On 09/11/2013 4:23 AM, Jan Panteltje wrote:
On a sunny day (Sat, 09 Nov 2013 03:41:52 -0500) it happened Yousuf Khan
wrote in :
Well, I don't think the black holes are "spitting out" stars either.
Some form of something that then changes into stars, you could say star forming substance.
Far more likely than clouds of 'smoke' (gases) falling into those blobs we call black holes,
and on the way-in forming stars.
Is that not the current consensus? Gravitational clumping together,
why then only near black holes? It should fall in then.
Well, first of all, it's not only near black holes that stars form from
the gas clouds, these days they form near exploding supernovas too. But
in the very early days of the universe, they hadn't yet had enough time
to form supernovas, so it was likely only blackholes that were available
to create the compressive forces necessary in those gas clouds. Those
first-generation black hole formed stars then became the first
generation of supernovas that created the next generation of stars
further away from the blackholes. Newer and newer stars then start
forming further out from the central black holes because they are being
formed from supernovas compressing their gas clouds, instead of the
black holes doing it.
As for why they don't fall in, because often they only enter into orbit
around the black hole, rather than falling in. Also let's not forget
that a lot of these in-falling matter are producing prodigious amounts
of photons which will push matter further out, away from the black hole
region rather than towards it. Basically all forms of friction,
electrical charges, and magnetic charges are being carried by these
photons -- thus they are electromagnetic forces. And EM forces are what
are opposing matter from only falling into black holes.
In some models of gravity (Le Sage) there is by nature a maximum on gravity (all particles intercepted),
And so on the attraction possible by a black hole, and that also facilitates them flying apart in an original bang.
Hey few HUNDRED years ago people thought sun was burning coal, as that is all they know.
Now we think it must be nuclear. and then what?

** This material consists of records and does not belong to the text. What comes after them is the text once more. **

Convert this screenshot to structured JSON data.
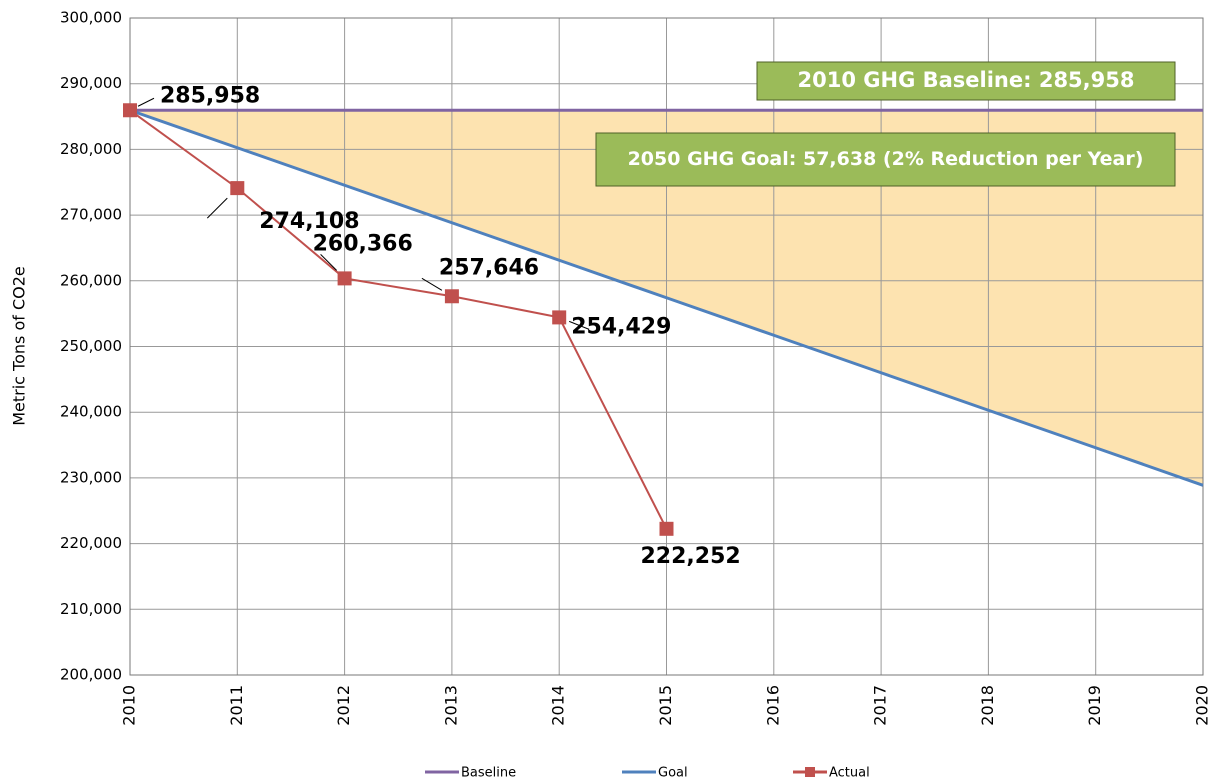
{
  "chart_data": {
    "type": "line",
    "y_label": "Metric Tons of CO2e",
    "categories": [
      "2010",
      "2011",
      "2012",
      "2013",
      "2014",
      "2015",
      "2016",
      "2017",
      "2018",
      "2019",
      "2020"
    ],
    "series": [
      {
        "name": "Baseline",
        "color": "#8064a2",
        "values": [
          285958,
          285958,
          285958,
          285958,
          285958,
          285958,
          285958,
          285958,
          285958,
          285958,
          285958
        ]
      },
      {
        "name": "Goal",
        "color": "#4f81bd",
        "values": [
          285958,
          280250,
          274542,
          268834,
          263126,
          257418,
          251710,
          246002,
          240294,
          234586,
          228878
        ]
      },
      {
        "name": "Actual",
        "color": "#c0504d",
        "marker": "square",
        "values": [
          285958,
          274108,
          260366,
          257646,
          254429,
          222252,
          null,
          null,
          null,
          null,
          null
        ],
        "value_labels": [
          "285,958",
          "274,108",
          "260,366",
          "257,646",
          "254,429",
          "222,252",
          null,
          null,
          null,
          null,
          null
        ]
      }
    ],
    "fill_between": {
      "color": "#fde3b0"
    },
    "annotations": [
      "2010 GHG Baseline: 285,958",
      "2050 GHG Goal: 57,638 (2% Reduction per Year)"
    ],
    "ylim": [
      200000,
      300000
    ],
    "yticks": [
      {
        "value": 200000,
        "label": "200,000"
      },
      {
        "value": 210000,
        "label": "210,000"
      },
      {
        "value": 220000,
        "label": "220,000"
      },
      {
        "value": 230000,
        "label": "230,000"
      },
      {
        "value": 240000,
        "label": "240,000"
      },
      {
        "value": 250000,
        "label": "250,000"
      },
      {
        "value": 260000,
        "label": "260,000"
      },
      {
        "value": 270000,
        "label": "270,000"
      },
      {
        "value": 280000,
        "label": "280,000"
      },
      {
        "value": 290000,
        "label": "290,000"
      },
      {
        "value": 300000,
        "label": "300,000"
      }
    ],
    "grid": true,
    "legend": "bottom"
  }
}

Oh yes, I had forgotten you're a proponent of Le Sage's model of
gravity. However, Le Sage gravity model fails as a model for gravity
itself, but it does seem to be a precursor to the Casimir Effect, which
is not gravitational, but is a quantum effect that is gravity-like at
tiny scales.
The Casimir Effect is one of the leading candidate possibilities for
creating wormholes in space, sometime in the future. So the Casimir
Effect and gravity may be related in some way.